Hello all, thanks for your help in advance! How would one renew their US passport when living in Mexico? We must return evety 180 days. Do we return and wait to receive, and can it be obtained within a week at most? Thanks again.


----------



## RVGRINGO (May 16, 2007)

You can renew your passport at the nearest US Consulate or US Embassy in Mexico. You may need an appointment, and it may take some “turnaround time“, so do not waite too long. Check the website of the consulate closest to you.
Otherwise, you would have to do it in the USA. Check with them for the time involved.


----------



## TundraGreen (Jul 15, 2010)

Jstpark13 said:


> Hello all, thanks for your help in advance! How would one renew their US passport when living in Mexico? We must return every 180 days. Do we return and wait to receive, and can it be obtained within a week at most? Thanks again.



My passport was stolen once and I got a temporary, good for 90 days, replacement at the Guadalajara Consulate in one day. However getting the regular replacement took several weeks.

Another thing to keep in mind if your passport is about to expire: Most countries require 3 to 6 months of time remaining on one's passport before allowing entrance. I don't know if Mexico checks it.


----------



## TurtleToo (Aug 23, 2013)

Jstpark13 said:


> Hello all, thanks for your help in advance! How would one renew their US passport when living in Mexico? We must return evety 180 days. Do we return and wait to receive, and can it be obtained within a week at most? Thanks again.

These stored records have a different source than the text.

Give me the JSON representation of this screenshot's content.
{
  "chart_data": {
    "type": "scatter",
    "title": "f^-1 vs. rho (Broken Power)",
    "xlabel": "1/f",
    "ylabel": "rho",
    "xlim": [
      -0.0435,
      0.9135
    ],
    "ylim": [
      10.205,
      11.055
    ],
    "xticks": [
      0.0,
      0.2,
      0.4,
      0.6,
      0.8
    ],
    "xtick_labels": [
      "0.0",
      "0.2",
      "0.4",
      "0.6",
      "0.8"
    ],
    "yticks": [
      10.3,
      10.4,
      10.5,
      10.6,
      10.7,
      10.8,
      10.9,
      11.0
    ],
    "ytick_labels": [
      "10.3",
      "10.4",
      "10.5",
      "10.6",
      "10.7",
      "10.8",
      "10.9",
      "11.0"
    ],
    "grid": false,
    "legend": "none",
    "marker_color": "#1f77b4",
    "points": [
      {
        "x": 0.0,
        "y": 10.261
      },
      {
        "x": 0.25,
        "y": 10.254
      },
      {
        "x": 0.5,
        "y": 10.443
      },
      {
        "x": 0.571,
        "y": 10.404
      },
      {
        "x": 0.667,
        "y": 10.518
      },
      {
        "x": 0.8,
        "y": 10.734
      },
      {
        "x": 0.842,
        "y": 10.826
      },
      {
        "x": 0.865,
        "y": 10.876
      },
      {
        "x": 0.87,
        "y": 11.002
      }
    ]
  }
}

I just renewed my passport here. It expires in November, but I have to leave Mexico on June 7, and I was afraid I wouldn't be able to reenter with less than 6 months on it. I had to make an appointment at the consular agency in San Miguel de Allende. (The closest to Guanajuato.) The lead time for the appt was 10 days. I had thought that I could return to SMA to pick up the new passport at the consulate, but they required the use of DHL to deliver it. I got a text message from DHL yesterday that it will be available for pickup here in Guanajuato today. It took 3 weeks and one day from the date of my appointment.

.


----------



## chicois8 (Aug 8, 2009)

First, Welcome to the board.......

Mexico does not have the 6 month rule but some airlines believe they do so they may not let you board.
Mexico would only give you 90 days on your FMM if you did have only 3 months left...If you have the time I would do it in Mexico...If you fly every 180 days you may think about a passport card.....


----------